The research by Kaspersky Lab «Financial Cyberthreats in 2014 » reports that the number of financial attacks with malware against Android users increased by 3,25 times 2014. After an initial decrease in March of 2014, Kaspersky Lab researchers have seen a significant increase in the number of attacks through malware Trojan-SMS in the second half of the year.
- 48,15% of attacks against Android users, blocked by Kaspersky Lab's products, used malicious software to target financial data (Trojan-SMS and Trojan-Banker).
- The number of financial attacks against users Android 2014 increased by 3,25 times compared to 2013 (from 711.993 to 2.317.194 attacks), while the number of attacked users increased 3,64 times (from 212.890 to 775.887).
- 98,02% of all attacks with Android banking malware corresponded to just three malicious software "families".
Android is one of the most popular mobile operating systems in the world. As a result, it attracts digital criminals who target personal information and users' money. Within 2014, Kaspersky Lab products for Android devices have prevented 2.317.194 financial attacks against 775.887 users globally. Most of these (2.217.979 attacks against 750.327 users) used malicious Trojan-SMS software, while the rest (99.215 attacks against 59.200 users) used Trojan-Banker malware.
Despite the fact that Trojan-Banker's contribution to the overall volume of financial attacks against Android users is relatively small, it continues to grow. During the year, Kaspersky Lab's products identified 20 as different malicious Trojan-Banker programs. Among them, there were only three main "protagonists": Faketoken, Svpeng and Marcher. Svpeng and Marcher are capable of stealing login details into electronic bank accounts and credit card details by replacing mobile bank account and app stores in an "infected" device. Faketoken has been designed to intercept mTANs, which are used in multi-factor authentication systems, by promoting them to criminals. These three "families" accounted for 98,02% of all Trojan-Banker attacks.
The return of Trojan-SMS
In the spring of 2014, Kaspersky Lab researchers noted a significant reduction in the number of Trojan-SMS malware attacks. One possible reason for this reduction was the introduction of the Advice of Charge service from mobile operators in Russia (the main source of the Trojan-SMS threat). This means that whenever a customer (or Trojan-SMS) attempts to send a message to a special charge number, the provider notifies the customer how much the service will cost and asks for additional user confirmation.
The downward trend stopped in July and was followed by a steady increase for the rest of the year. The increase accelerated in December, which is traditionally a month with particularly high online traffic markets and online transactions, with criminals targeting financial data.
"During 2014, our cumulative database with users Android has increased considerably, which has also led to an increase in the number of malware and malicious software detected.
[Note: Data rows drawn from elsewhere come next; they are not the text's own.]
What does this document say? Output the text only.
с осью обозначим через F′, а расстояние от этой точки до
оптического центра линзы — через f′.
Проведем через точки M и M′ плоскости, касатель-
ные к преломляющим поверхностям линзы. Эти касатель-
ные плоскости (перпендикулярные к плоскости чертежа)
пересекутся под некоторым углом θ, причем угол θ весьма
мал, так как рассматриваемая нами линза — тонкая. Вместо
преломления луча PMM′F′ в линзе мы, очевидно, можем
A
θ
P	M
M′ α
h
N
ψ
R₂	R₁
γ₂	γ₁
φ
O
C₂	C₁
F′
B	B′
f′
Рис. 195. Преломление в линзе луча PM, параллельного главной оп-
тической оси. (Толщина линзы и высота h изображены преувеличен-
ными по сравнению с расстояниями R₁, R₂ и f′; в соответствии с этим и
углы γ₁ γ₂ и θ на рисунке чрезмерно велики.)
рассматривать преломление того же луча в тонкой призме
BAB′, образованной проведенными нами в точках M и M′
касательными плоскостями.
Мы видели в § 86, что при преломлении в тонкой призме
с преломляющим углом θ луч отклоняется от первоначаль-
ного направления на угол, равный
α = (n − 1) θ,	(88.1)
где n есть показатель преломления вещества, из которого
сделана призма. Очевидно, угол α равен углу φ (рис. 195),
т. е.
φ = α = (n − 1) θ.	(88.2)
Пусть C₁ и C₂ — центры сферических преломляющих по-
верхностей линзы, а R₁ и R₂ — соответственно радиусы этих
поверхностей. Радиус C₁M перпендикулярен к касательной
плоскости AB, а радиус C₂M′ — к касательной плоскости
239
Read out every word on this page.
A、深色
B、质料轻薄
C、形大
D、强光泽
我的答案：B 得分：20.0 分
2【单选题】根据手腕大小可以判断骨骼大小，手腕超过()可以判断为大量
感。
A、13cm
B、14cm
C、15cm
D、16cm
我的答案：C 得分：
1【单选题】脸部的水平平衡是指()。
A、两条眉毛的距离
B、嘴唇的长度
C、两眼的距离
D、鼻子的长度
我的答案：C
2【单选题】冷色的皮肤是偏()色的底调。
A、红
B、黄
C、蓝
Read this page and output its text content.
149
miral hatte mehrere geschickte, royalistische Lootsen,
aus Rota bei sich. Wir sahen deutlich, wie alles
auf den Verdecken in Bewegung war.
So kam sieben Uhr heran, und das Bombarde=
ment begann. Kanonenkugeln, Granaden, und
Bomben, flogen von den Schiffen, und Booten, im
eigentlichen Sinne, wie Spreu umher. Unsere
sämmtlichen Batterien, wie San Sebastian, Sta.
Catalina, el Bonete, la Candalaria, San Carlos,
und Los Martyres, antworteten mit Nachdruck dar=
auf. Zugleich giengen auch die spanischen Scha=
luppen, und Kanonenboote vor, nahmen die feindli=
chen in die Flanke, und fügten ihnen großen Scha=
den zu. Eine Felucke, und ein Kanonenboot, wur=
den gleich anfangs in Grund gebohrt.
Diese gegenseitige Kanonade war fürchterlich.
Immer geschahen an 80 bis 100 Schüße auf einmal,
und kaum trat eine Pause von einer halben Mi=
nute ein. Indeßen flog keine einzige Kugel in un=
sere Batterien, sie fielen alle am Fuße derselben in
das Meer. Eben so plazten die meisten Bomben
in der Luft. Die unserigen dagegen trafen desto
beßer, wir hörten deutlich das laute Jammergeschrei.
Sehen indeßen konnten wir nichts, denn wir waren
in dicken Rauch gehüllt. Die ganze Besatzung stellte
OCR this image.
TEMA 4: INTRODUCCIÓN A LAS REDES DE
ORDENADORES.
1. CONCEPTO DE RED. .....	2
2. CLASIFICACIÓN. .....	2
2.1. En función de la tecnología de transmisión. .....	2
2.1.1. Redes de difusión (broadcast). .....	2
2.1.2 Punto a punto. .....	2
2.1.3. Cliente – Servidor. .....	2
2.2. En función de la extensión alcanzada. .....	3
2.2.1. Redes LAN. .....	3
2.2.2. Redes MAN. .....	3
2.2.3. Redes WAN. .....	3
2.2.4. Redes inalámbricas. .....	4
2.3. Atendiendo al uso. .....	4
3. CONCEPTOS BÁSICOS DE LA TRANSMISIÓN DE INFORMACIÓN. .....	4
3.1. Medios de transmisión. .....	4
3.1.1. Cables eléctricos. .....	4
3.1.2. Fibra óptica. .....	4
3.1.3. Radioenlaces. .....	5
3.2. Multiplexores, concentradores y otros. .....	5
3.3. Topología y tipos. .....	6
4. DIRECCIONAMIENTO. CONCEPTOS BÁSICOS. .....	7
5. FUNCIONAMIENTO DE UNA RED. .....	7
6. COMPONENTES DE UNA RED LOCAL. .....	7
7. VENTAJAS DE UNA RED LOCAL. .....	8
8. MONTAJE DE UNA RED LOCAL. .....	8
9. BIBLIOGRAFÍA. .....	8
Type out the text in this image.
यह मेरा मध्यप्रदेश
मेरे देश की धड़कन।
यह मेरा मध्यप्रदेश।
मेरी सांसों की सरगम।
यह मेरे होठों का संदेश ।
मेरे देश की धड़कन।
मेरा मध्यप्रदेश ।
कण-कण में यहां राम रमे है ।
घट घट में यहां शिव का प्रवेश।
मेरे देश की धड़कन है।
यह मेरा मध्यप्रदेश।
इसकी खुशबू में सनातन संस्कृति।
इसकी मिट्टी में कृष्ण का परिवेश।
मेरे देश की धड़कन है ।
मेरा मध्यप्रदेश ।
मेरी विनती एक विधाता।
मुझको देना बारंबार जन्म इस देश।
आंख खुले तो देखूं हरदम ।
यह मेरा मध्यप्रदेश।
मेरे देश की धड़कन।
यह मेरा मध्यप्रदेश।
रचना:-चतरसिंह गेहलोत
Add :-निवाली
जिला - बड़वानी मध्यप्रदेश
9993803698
However, the overall rate of growth of attacks with financial malware was faster and greater than could only be explained by an increase in the number of devices Android. This growth rate is mainly due to Trojan-SMS. We believe that the main reason for their return Trojan-SMS is the appearance of malware capable of both "infection" and theft, even when the "Billing Information" service is applied to network mobile phone. For example, we discovered such functionality in malicious modifications of malicious programs Opfake.a and Fakeinst. Both are very active representatives of them Trojan-SMS» said Roman Unuchek, Kaspersky Lab's Senior Malware Analyst.
Kaspersky Lab has many years of highly respected experience in combating digital threats against mobile devices. This experience forms the basis of Kaspersky Lab's security solutions. For example, the Kaspersky Fraud Prevention platform includes a Software Developer Kit for mobile software, which allows banks to protect their customers from online financial fraud. This allows banks to create mobile banking applications that will be resilient against digital threats. Kaspersky Lab solutions for home users, such as Kaspersky Internet Security – Multi-Device and Kaspersky Total Security – Multi-Device, also include security applications for the most popular mobile platforms.
The full text of the "Financial cyberthreats in 2014" survey is available at Securelist.com.